The Out Basket

12.07.2005

In which dark spaces are cozy spaces

I recall that as a small child I sought out dark spaces. Not necessarily enclosed, but dark. Except that I have to be able to control the darkness - I get a thrill of fear when the lights go out unexpectedly.

I remember napping at my great aunt's house, and how I'd arrange the pillows so the afternoon sunshine was shut out. Ok, I'm claustrauphobic - any time I can't smell fresh air, I feel like I can't breathe. I suppose it's why I don't like hot weather. So, the pillows would always be balanced carefully to shut out the light, but to allow in fresh air. Even now, I tend to sleep with the covers pulled up over my eyes, but with my nose sticking out.

I once asked the delivery guys if I could have the huge box that the refrigerator had just come in, for "thinking". They didn't give it to me of course, but they did torment me by insisting that I explain why I wanted it. I was embarrased; I didn't yet understand why being inside it seemed interesting, and explaining it as a "fort" seemed silly.

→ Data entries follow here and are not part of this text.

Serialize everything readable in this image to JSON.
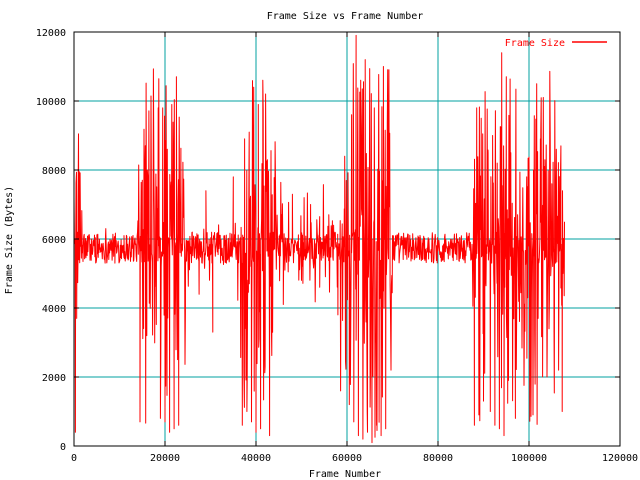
{
  "chart_data": {
    "type": "line",
    "title": "Frame Size vs Frame Number",
    "xlabel": "Frame Number",
    "ylabel": "Frame Size (Bytes)",
    "xlim": [
      0,
      120000
    ],
    "ylim": [
      0,
      12000
    ],
    "x_ticks": [
      0,
      20000,
      40000,
      60000,
      80000,
      100000,
      120000
    ],
    "y_ticks": [
      0,
      2000,
      4000,
      6000,
      8000,
      10000,
      12000
    ],
    "x_tick_labels": [
      "0",
      "20000",
      "40000",
      "60000",
      "80000",
      "100000",
      "120000"
    ],
    "y_tick_labels": [
      "0",
      "2000",
      "4000",
      "6000",
      "8000",
      "10000",
      "12000"
    ],
    "grid": true,
    "legend_position": "top-right",
    "colors": {
      "series": "#ff0000",
      "grid": "#00a0a0",
      "axes": "#000000",
      "background": "#ffffff"
    },
    "series": [
      {
        "name": "Frame Size",
        "x_start": 0,
        "x_end": 107800,
        "points": [
          [
            0,
            7200
          ],
          [
            300,
            400
          ],
          [
            600,
            3700
          ],
          [
            900,
            7100
          ],
          [
            1500,
            5800
          ],
          [
            3000,
            5900
          ],
          [
            5000,
            5500
          ],
          [
            7000,
            6300
          ],
          [
            9000,
            5300
          ],
          [
            11000,
            6100
          ],
          [
            13000,
            5800
          ],
          [
            14500,
            700
          ],
          [
            15000,
            7700
          ],
          [
            16000,
            3200
          ],
          [
            17000,
            8100
          ],
          [
            17800,
            5000
          ],
          [
            18500,
            9800
          ],
          [
            19000,
            800
          ],
          [
            19500,
            9800
          ],
          [
            20000,
            700
          ],
          [
            20500,
            8600
          ],
          [
            21000,
            400
          ],
          [
            21500,
            9900
          ],
          [
            22000,
            500
          ],
          [
            22500,
            10700
          ],
          [
            23000,
            600
          ],
          [
            23500,
            8100
          ],
          [
            24500,
            5200
          ],
          [
            26000,
            6200
          ],
          [
            27500,
            4400
          ],
          [
            29000,
            7400
          ],
          [
            30500,
            3300
          ],
          [
            32000,
            6000
          ],
          [
            33500,
            5300
          ],
          [
            35000,
            7800
          ],
          [
            36000,
            4300
          ],
          [
            37000,
            600
          ],
          [
            37500,
            8900
          ],
          [
            38000,
            1000
          ],
          [
            38500,
            9100
          ],
          [
            39000,
            700
          ],
          [
            39500,
            10400
          ],
          [
            40000,
            400
          ],
          [
            40500,
            9900
          ],
          [
            41000,
            500
          ],
          [
            41500,
            10600
          ],
          [
            42000,
            2300
          ],
          [
            42500,
            8300
          ],
          [
            43000,
            300
          ],
          [
            44000,
            6600
          ],
          [
            46000,
            4100
          ],
          [
            48000,
            7300
          ],
          [
            50000,
            4800
          ],
          [
            52000,
            7000
          ],
          [
            54000,
            4600
          ],
          [
            56000,
            6700
          ],
          [
            58000,
            3800
          ],
          [
            59500,
            8400
          ],
          [
            60500,
            1200
          ],
          [
            61000,
            9600
          ],
          [
            61500,
            700
          ],
          [
            62000,
            11900
          ],
          [
            62500,
            300
          ],
          [
            63000,
            10300
          ],
          [
            63500,
            200
          ],
          [
            64000,
            11200
          ],
          [
            64500,
            400
          ],
          [
            65000,
            9600
          ],
          [
            65500,
            100
          ],
          [
            66000,
            9800
          ],
          [
            66500,
            600
          ],
          [
            67000,
            8700
          ],
          [
            67500,
            300
          ],
          [
            68000,
            11000
          ],
          [
            68500,
            500
          ],
          [
            69000,
            9300
          ],
          [
            70000,
            6100
          ],
          [
            72000,
            5900
          ],
          [
            75000,
            5700
          ],
          [
            78000,
            6000
          ],
          [
            81000,
            5800
          ],
          [
            84000,
            5700
          ],
          [
            87000,
            5900
          ],
          [
            88000,
            600
          ],
          [
            88500,
            9800
          ],
          [
            89000,
            900
          ],
          [
            89500,
            9500
          ],
          [
            90000,
            1300
          ],
          [
            91000,
            8500
          ],
          [
            91500,
            1000
          ],
          [
            92000,
            9000
          ],
          [
            92500,
            600
          ],
          [
            93000,
            8200
          ],
          [
            93500,
            500
          ],
          [
            94000,
            11400
          ],
          [
            94500,
            300
          ],
          [
            95000,
            10700
          ],
          [
            95500,
            1900
          ],
          [
            96000,
            8500
          ],
          [
            97000,
            800
          ],
          [
            97500,
            6700
          ],
          [
            98500,
            4000
          ],
          [
            99500,
            7800
          ],
          [
            100500,
            3200
          ],
          [
            101000,
            8000
          ],
          [
            102000,
            3700
          ],
          [
            102500,
            8900
          ],
          [
            103000,
            2000
          ],
          [
            103500,
            8300
          ],
          [
            104000,
            2900
          ],
          [
            105000,
            7600
          ],
          [
            105500,
            3400
          ],
          [
            106000,
            8600
          ],
          [
            106500,
            2200
          ],
          [
            107000,
            8700
          ],
          [
            107300,
            1000
          ],
          [
            107800,
            6500
          ]
        ]
      }
    ]
  }
}
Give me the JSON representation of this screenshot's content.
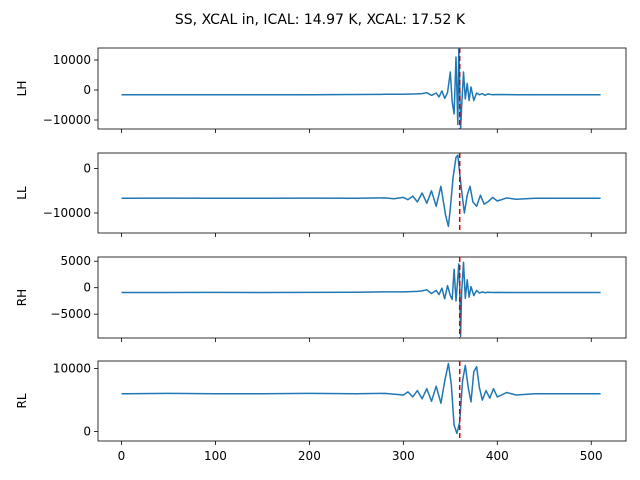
{
  "chart_data": {
    "type": "line",
    "title": "SS, XCAL in, ICAL: 14.97 K, XCAL: 17.52 K",
    "sharex": true,
    "xlim": [
      -25,
      537
    ],
    "xticks": [
      0,
      100,
      200,
      300,
      400,
      500
    ],
    "xtick_labels": [
      "0",
      "100",
      "200",
      "300",
      "400",
      "500"
    ],
    "marker_x": 360,
    "series_color": "#1f77b4",
    "marker_color": "#cc0000",
    "panels": [
      {
        "ylabel": "LH",
        "ylim": [
          -13000,
          14000
        ],
        "yticks": [
          10000,
          0,
          -10000
        ],
        "ytick_labels": [
          "10000",
          "0",
          "−10000"
        ],
        "x": [
          0,
          50,
          100,
          150,
          200,
          250,
          280,
          300,
          315,
          320,
          325,
          330,
          335,
          338,
          341,
          344,
          347,
          350,
          352,
          354,
          356,
          358,
          359,
          360,
          361,
          362,
          364,
          366,
          368,
          370,
          372,
          375,
          378,
          381,
          384,
          387,
          390,
          395,
          400,
          420,
          450,
          510
        ],
        "y": [
          -1600,
          -1580,
          -1600,
          -1580,
          -1560,
          -1500,
          -1450,
          -1400,
          -1300,
          -1200,
          -900,
          -1800,
          -1000,
          -2300,
          -300,
          -2800,
          -900,
          6000,
          -4000,
          -8000,
          11000,
          -11500,
          14000,
          2000,
          -13000,
          -6000,
          6000,
          -3000,
          2200,
          -3500,
          1000,
          -3500,
          -1000,
          -1600,
          -1200,
          -1800,
          -1300,
          -1600,
          -1500,
          -1550,
          -1600,
          -1600
        ]
      },
      {
        "ylabel": "LL",
        "ylim": [
          -14500,
          3500
        ],
        "yticks": [
          0,
          -10000
        ],
        "ytick_labels": [
          "0",
          "−10000"
        ],
        "x": [
          0,
          50,
          100,
          150,
          200,
          250,
          280,
          290,
          300,
          305,
          310,
          315,
          320,
          325,
          330,
          335,
          340,
          345,
          348,
          350,
          353,
          356,
          358,
          360,
          362,
          365,
          368,
          371,
          374,
          378,
          382,
          386,
          390,
          395,
          400,
          410,
          420,
          440,
          470,
          510
        ],
        "y": [
          -6700,
          -6650,
          -6700,
          -6700,
          -6650,
          -6700,
          -6600,
          -6800,
          -6500,
          -7000,
          -6200,
          -7500,
          -5500,
          -7800,
          -5000,
          -8500,
          -4000,
          -10500,
          -13000,
          -9000,
          -2000,
          2500,
          3000,
          -1000,
          -5000,
          -10000,
          -6000,
          -4000,
          -7500,
          -8500,
          -6000,
          -8000,
          -7500,
          -6500,
          -7300,
          -6600,
          -6900,
          -6700,
          -6700,
          -6700
        ]
      },
      {
        "ylabel": "RH",
        "ylim": [
          -9500,
          5800
        ],
        "yticks": [
          5000,
          0,
          -5000
        ],
        "ytick_labels": [
          "5000",
          "0",
          "−5000"
        ],
        "x": [
          0,
          50,
          100,
          150,
          200,
          250,
          280,
          300,
          315,
          320,
          325,
          330,
          335,
          338,
          341,
          344,
          347,
          350,
          352,
          354,
          356,
          358,
          359,
          360,
          361,
          362,
          364,
          366,
          368,
          370,
          372,
          375,
          378,
          381,
          384,
          387,
          390,
          395,
          400,
          420,
          450,
          510
        ],
        "y": [
          -900,
          -900,
          -880,
          -900,
          -880,
          -850,
          -800,
          -800,
          -700,
          -600,
          -400,
          -1100,
          -500,
          -1300,
          -100,
          -2100,
          400,
          -1500,
          -2200,
          3500,
          -2500,
          1800,
          4500,
          500,
          -9200,
          -1000,
          4800,
          -2000,
          1500,
          -1800,
          200,
          -1500,
          -500,
          -1000,
          -800,
          -950,
          -850,
          -900,
          -880,
          -900,
          -900,
          -900
        ]
      },
      {
        "ylabel": "RL",
        "ylim": [
          -1500,
          11200
        ],
        "yticks": [
          10000,
          0
        ],
        "ytick_labels": [
          "10000",
          "0"
        ],
        "x": [
          0,
          50,
          100,
          150,
          200,
          250,
          280,
          300,
          305,
          310,
          315,
          320,
          325,
          330,
          335,
          340,
          344,
          348,
          351,
          354,
          357,
          360,
          363,
          366,
          369,
          372,
          375,
          378,
          381,
          384,
          388,
          392,
          396,
          400,
          410,
          420,
          440,
          470,
          510
        ],
        "y": [
          6000,
          6050,
          6000,
          6000,
          6050,
          6000,
          6050,
          5800,
          6300,
          5500,
          6500,
          5200,
          6800,
          4800,
          7200,
          4500,
          8000,
          10800,
          7500,
          1000,
          -300,
          1500,
          8000,
          10500,
          7000,
          4700,
          9500,
          10300,
          7000,
          5000,
          6500,
          5300,
          6800,
          5500,
          6200,
          5800,
          6000,
          6000,
          6000
        ]
      }
    ]
  }
}
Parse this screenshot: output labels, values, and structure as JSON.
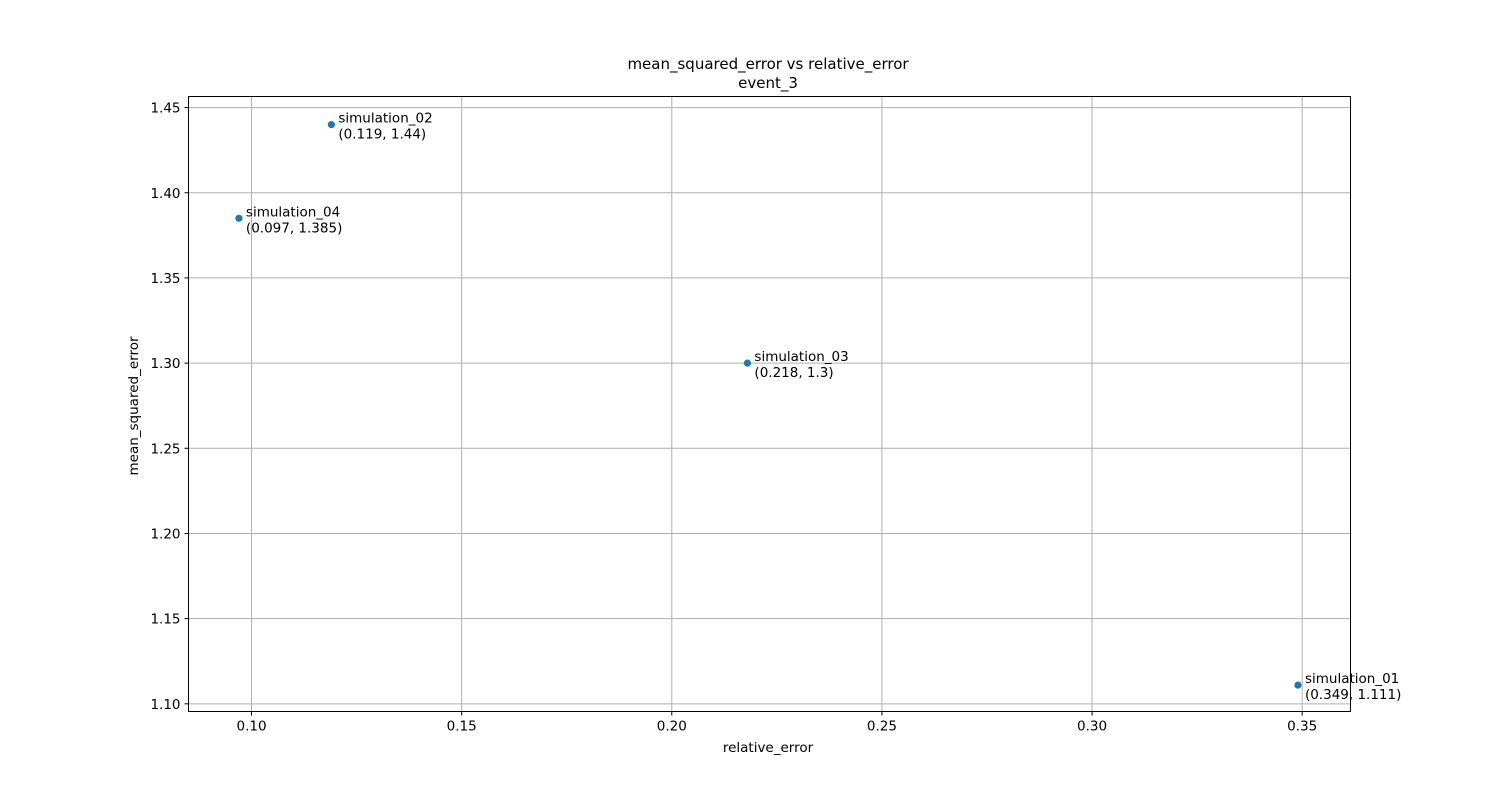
{
  "chart_data": {
    "type": "scatter",
    "title": "mean_squared_error vs relative_error",
    "subtitle": "event_3",
    "xlabel": "relative_error",
    "ylabel": "mean_squared_error",
    "xlim": [
      0.085,
      0.3615
    ],
    "ylim": [
      1.0955,
      1.4565
    ],
    "xticks": [
      0.1,
      0.15,
      0.2,
      0.25,
      0.3,
      0.35
    ],
    "xtick_labels": [
      "0.10",
      "0.15",
      "0.20",
      "0.25",
      "0.30",
      "0.35"
    ],
    "yticks": [
      1.1,
      1.15,
      1.2,
      1.25,
      1.3,
      1.35,
      1.4,
      1.45
    ],
    "ytick_labels": [
      "1.10",
      "1.15",
      "1.20",
      "1.25",
      "1.30",
      "1.35",
      "1.40",
      "1.45"
    ],
    "grid": true,
    "marker_color": "#1f77b4",
    "points": [
      {
        "label": "simulation_02",
        "coords_label": "(0.119, 1.44)",
        "x": 0.119,
        "y": 1.44
      },
      {
        "label": "simulation_04",
        "coords_label": "(0.097, 1.385)",
        "x": 0.097,
        "y": 1.385
      },
      {
        "label": "simulation_03",
        "coords_label": "(0.218, 1.3)",
        "x": 0.218,
        "y": 1.3
      },
      {
        "label": "simulation_01",
        "coords_label": "(0.349, 1.111)",
        "x": 0.349,
        "y": 1.111
      }
    ]
  }
}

I suppose it's a universal kid thing. I not only remember building cozy blanked forts as a child; I've built them for my own kid. Part of the appeal of Evan's Christmas bed (11/30/05 blog) is that he'll have a cozy - dark - space under in which to retreat. To play, to pretend, to think about things, to find himself. Children love to hide.

Last night, the coldest night of the season so far, Chris and I changed the bed, adding another layer. I have been bothered by the Christmas lights shining in through the blinds at night - recall that I do not like light shining on my face when I'm sleeping. I had a plan to insulate the bedroom from both light and the extreme cold.

It so happens that when the house was painted after the previous occupants, the hardware that attached drapery rods to the wall was left up on the window next to my side of the bed. This is remarkable, because I think it's the only place in the house remaining so, other than the living room. We have never gotten around to hanging the hardware that we brought with us when we moved almost two years ago, and so these two little hooks were the only method of hanging, other than the desperate posibility of push pins.

Two lengths of black peachskin languished in the basement, freshly washed after draping the jack-o-lantern stands at Halloween. I fetched those, and had Chris hook them over the little hooks. Suddenly, darkness.

Now this is significant, because I have intended to re-style our bedroom for a few weeks now. Our current bedroon ensemble was purchased for Wal*Mart (gah!) before we were married. I'm guessing it's at least 13 or 14 years old. Boy, is it time for a change! I want to move to purple, silver and black. (More on the re-styling in a later blog.)

Chris has always been somewhat opposed to my desire for a dark bedroom. The current burgundy-over-black fake tapestry he feels is already dark. Of course I'm going for darker. The black peachskin desparation curtain really changes the dynamic of the room, and it's a dynamic that I want to continue in the "new" bedroom. Even in the sunny afternoon today, the bedroom has been dark and inviting - but more important to the pocketbook is that when I reached behind the drape, the cold being kept out of the bedroom was remarkable! I like it. It's a marked contrast to my office which like most of the windows in the house is on the sunny south side of the house, and which tends to warm up in the afternoon. I like the sunshine in our house - it's one of the three huge reasons we moved into it. I suppose it's the contrast that appeals to me. I want to be able to have both the darkness and the light.

It's been a day full of working at the computer. I'm going to go enjoy my cave for awhile.